The Perception About PT
Last weekend I had dinner with some friends. One of my newer acquaintances knew what a physical therapist does. First he wanted to know what clinic I worked at. When I told him I work in a hospital, he wanted to know how I liked working with shoulders and knees after surgery.
I finally had to explain in detail what I do each day. This included an explanation of the difference between orthopedic patients and neurological patients, and my preference for the latter over the former. I don't know which he had more trouble believing: that I actually do what I do or that I wasn't searching frantically for something orthopedic.
Given some of my comments about lack of brand identification for the profession, you might think I would be happy he knew what a PT is. His knowledge didn't make me all that happy. His concept of PT was so narrow it excluded the majority of what we do and where we do it. At least he didn't ask for a massage.
This is an example of another divide in our profession. The divide of how we are described. The information that is out there focuses on outpatient, orthopedic therapy. To the uninformed that is the impression being issued. With the exception of pediatrics, I have yet to see anything that shows PTs doing anything that isn't orthopedic.
The ads for local PT schools feature orthopedic settings. Whenever PT is discussed as a career, the accompanying picture is some kind of outpatient setting. I don't think I've ever seen a picture in a catalog depicting anyone with any visible impairment. Everyone looks like they're at a clinic receiving therapy.

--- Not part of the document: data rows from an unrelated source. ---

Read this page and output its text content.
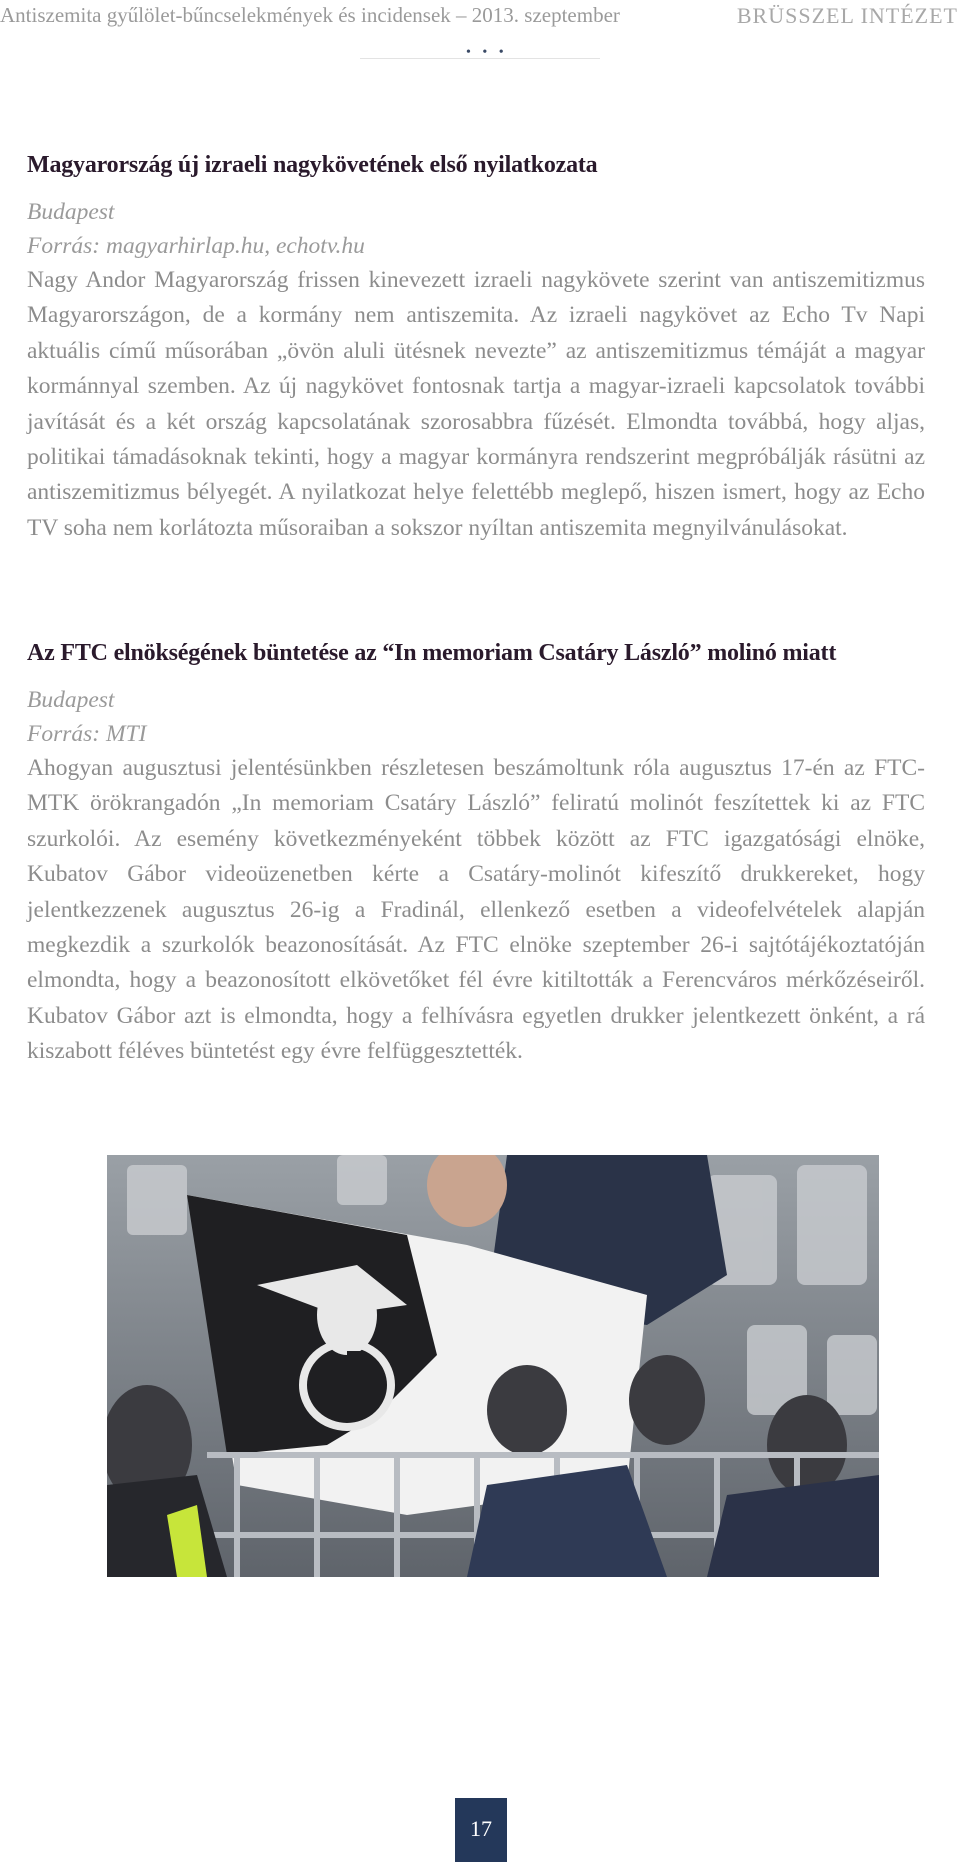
Antiszemita gyűlölet-bűncselekmények és incidensek – 2013. szeptember	BRÜSSZEL INTÉZET
• • •
Magyarország új izraeli nagykövetének első nyilatkozata
Budapest
Forrás: magyarhirlap.hu, echotv.hu

Nagy Andor Magyarország frissen kinevezett izraeli nagykövete szerint van antiszemitizmus Magyarországon, de a kormány nem antiszemita. Az izraeli nagykövet az Echo Tv Napi aktuális című műsorában „övön aluli ütésnek nevezte” az antiszemitizmus témáját a magyar kormánnyal szemben. Az új nagykövet fontosnak tartja a magyar-izraeli kapcsolatok további javítását és a két ország kapcsolatának szorosabbra fűzését. Elmondta továbbá, hogy aljas, politikai támadásoknak tekinti, hogy a magyar kormányra rendszerint megpróbálják rásütni az antiszemitizmus bélyegét. A nyilatkozat helye felettébb meglepő, hiszen ismert, hogy az Echo TV soha nem korlátozta műsoraiban a sokszor nyíltan antiszemita megnyilvánulásokat.

Az FTC elnökségének büntetése az “In memoriam Csatáry László” molinó miatt
Budapest
Forrás: MTI

Ahogyan augusztusi jelentésünkben részletesen beszámoltunk róla augusztus 17-én az FTC-MTK örökrangadón „In memoriam Csatáry László” feliratú molinót feszítettek ki az FTC szurkolói. Az esemény következményeként többek között az FTC igazgatósági elnöke, Kubatov Gábor videoüzenetben kérte a Csatáry-molinót kifeszítő drukkereket, hogy jelentkezzenek augusztus 26-ig a Fradinál, ellenkező esetben a videofelvételek alapján megkezdik a szurkolók beazonosítását. Az FTC elnöke szeptember 26-i sajtótájékoztatóján elmondta, hogy a beazonosított elkövetőket fél évre kitiltották a Ferencváros mérkőzéseiről. Kubatov Gábor azt is elmondta, hogy a felhívásra egyetlen drukker jelentkezett önként, a rá kiszabott féléves büntetést egy évre felfüggesztették.

17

This misconception isn't doing us any good. The promotion of PT should be all of PT, not just a special interest group or featuring generic pictures that could have been taken anywhere. I lay this problem at the feet of the APTA as well. They are so driven toward direct access and practice without referral, the rest of what we do seems to have been forgotten.
At the end of the evening, I asked my new friend about his PT experience. As I suspected, he'd been to an outpatient clinic for back pain. But he only went one time. The co-pay was too expensive. He went to a chiropractor instead and feels much better.